FROM ADDICTIVE TO ENLIGHTENED RELATIONSHIPS

 

Can we change an addictive relationship into a true one?

Yes. Being present and intensifying your presence by taking your

attention ever more deeply into the Now: Whether you are living

alone or with a partner, this remains the key. For love to flourish, the

light of your presence needs to be strong enough so that you no

longer get taken over by the thinker or the pain-body and mistake

them for who you are. To know yourself as the Being underneath the

thinker, the stillness underneath the mental noise, the love and joy

underneath the pain, is freedom, salvation, enlightenment. To

disidentify from the pain-body is to bring presence into the pain and

thus transmute it. To disidentify from thinking is to be the silent

watcher of your thoughts and behavior, especially the repetitive

patterns of your mind and the roles played by the ego.

If you stop investing it with “selfness,” the mind loses its compulsive

quality, which basically is the compulsion to judge, and so to resist

what is, which creates conflict, drama, and new pain. In fact, the

moment that judgment stops through acceptance of what is, you are

free of the mind. You have made room for love, for joy, for peace.

First you stop judging yourself; then you stop judging your partner.

The greatest catalyst for change in a relationship is complete

acceptance of your partner as he or she is, without needing to judge

or change them in any way. That immediately takes you beyond ego.

All mind games and all addictive clinging are then over. There are no

victims and no perpetrators anymore, no accuser and accused. This is

also the end of all codependency, of being drawn into somebody

else’s unconscious pattern and thereby enabling it to continue. You

will then either separate — in love — or move ever more deeply into

the Now together — into Being. Can it be that simple? Yes, it is that

simple.

Love is a state of Being. Your love is not outside; it is deep within

you. You can never lose it, and it cannot leave you. It is not

dependent on some other body, some external form. In the stillness

of your presence, you can feel your own formless and timeless reality

as the unmanifested life that animates your physical form. You can

then feel the same life deep within every other human and every

other creature. You look beyond the veil of form and separation. This

is the realization of oneness. This is love.

What is God? The eternal One Life underneath all the forms of life.

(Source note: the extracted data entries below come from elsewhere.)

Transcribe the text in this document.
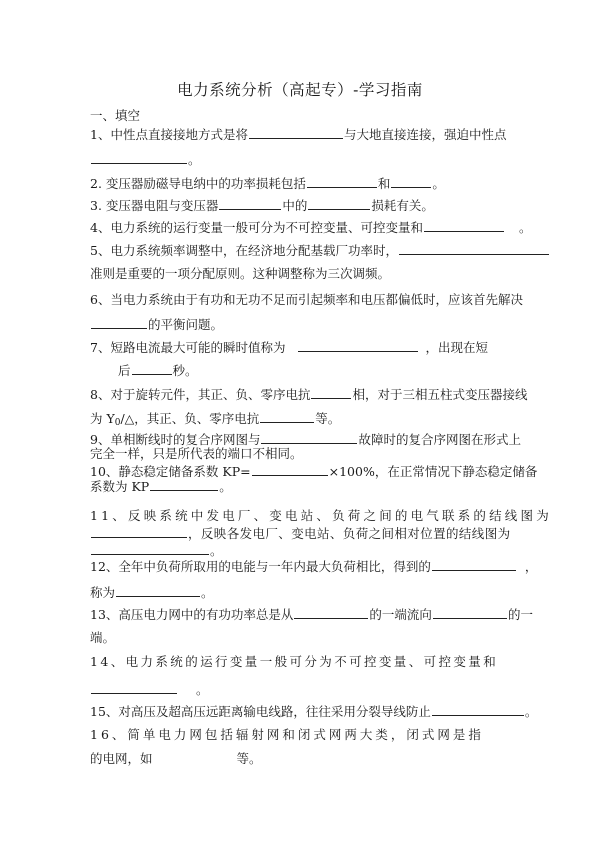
电力系统分析（高起专）-学习指南
一、填空
1、中性点直接接地方式是将	与大地直接连接，强迫中性点
。
2. 变压器励磁导电纳中的功率损耗包括	和	。
3. 变压器电阻与变压器	中的	损耗有关。
4、电力系统的运行变量一般可分为不可控变量、可控变量和	。
5、电力系统频率调整中，在经济地分配基载厂功率时，
准则是重要的一项分配原则。这种调整称为三次调频。
6、当电力系统由于有功和无功不足而引起频率和电压都偏低时，应该首先解决
的平衡问题。
7、短路电流最大可能的瞬时值称为	，出现在短
后	秒。
8、对于旋转元件，其正、负、零序电抗	相，对于三相五柱式变压器接线
为 $Y_0/\triangle$，其正、负、零序电抗	等。
9、单相断线时的复合序网图与	故障时的复合序网图在形式上
完全一样，只是所代表的端口不相同。
10、静态稳定储备系数 KP=	×100%，在正常情况下静态稳定储备
系数为 KP	。
11、反映系统中发电厂、变电站、负荷之间的电气联系的结线图为
，反映各发电厂、变电站、负荷之间相对位置的结线图为
。
12、全年中负荷所取用的电能与一年内最大负荷相比，得到的	，
称为	。
13、高压电力网中的有功功率总是从	的一端流向	的一
端。
14、电力系统的运行变量一般可分为不可控变量、可控变量和
。
15、对高压及超高压远距离输电线路，往往采用分裂导线防止	。
16、简单电力网包括辐射网和闭式网两大类，闭式网是指
的电网，如	等。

What is love? To feel the presence of that One Life deep within

yourself and within all creatures. To be it. Therefore, all love is the

love of God.

Love is not selective, just as the light of the sun is not selective. It

does not make one person special. It is not exclusive. Exclusivity is

not the love of God but the “love” of ego. However, the intensity with

which true love is felt can vary. There may be one person who reflects

your love back to you more clearly and more intensely than others,

and if that person feels the same toward you, it can be said that you

are in a love relationship with him or her. The bond that connects you

with that person is the same bond that connects you with the person

sitting next to you on a bus, or with a bird, a tree, a flower. Only the

degree of intensity with which it is felt differs.

Even in an otherwise addictive relationship, there may be moments

when something more real shines through, something beyond your

mutual addictive needs. These are moments when both your and your

partner’s mind briefly subside and the pain-body is temporarily in a

dormant state. This may sometimes happen during physical intimacy,

or when you are both witnessing the miracle of childbirth, or in the

presence of death, or when one of you is seriously ill — anything that

renders the mind powerless. When this happens, your Being, which is

usually buried underneath the mind, becomes revealed, and it is this

that makes true communication possible.

True communication is communion — the realization of oneness,

which is love. Usually, this is quickly lost again, unless you are able to

stay present enough to keep out the mind and its old patterns. As

soon as the mind and mind identification return, you are no longer

yourself but a mental image of yourself, and you start playing games

and roles again to get your ego needs met. You are a human mind

again, pretending to be a human being, interacting with another

mind, playing a drama called “love.”

Although brief glimpses are possible, love cannot flourish unless you

are permanently free of mind identification and your presence is

intense enough to have dissolved the pain-body — or you can at least

remain present as the watcher. The pain-body cannot then take you

over and so become destructive of love.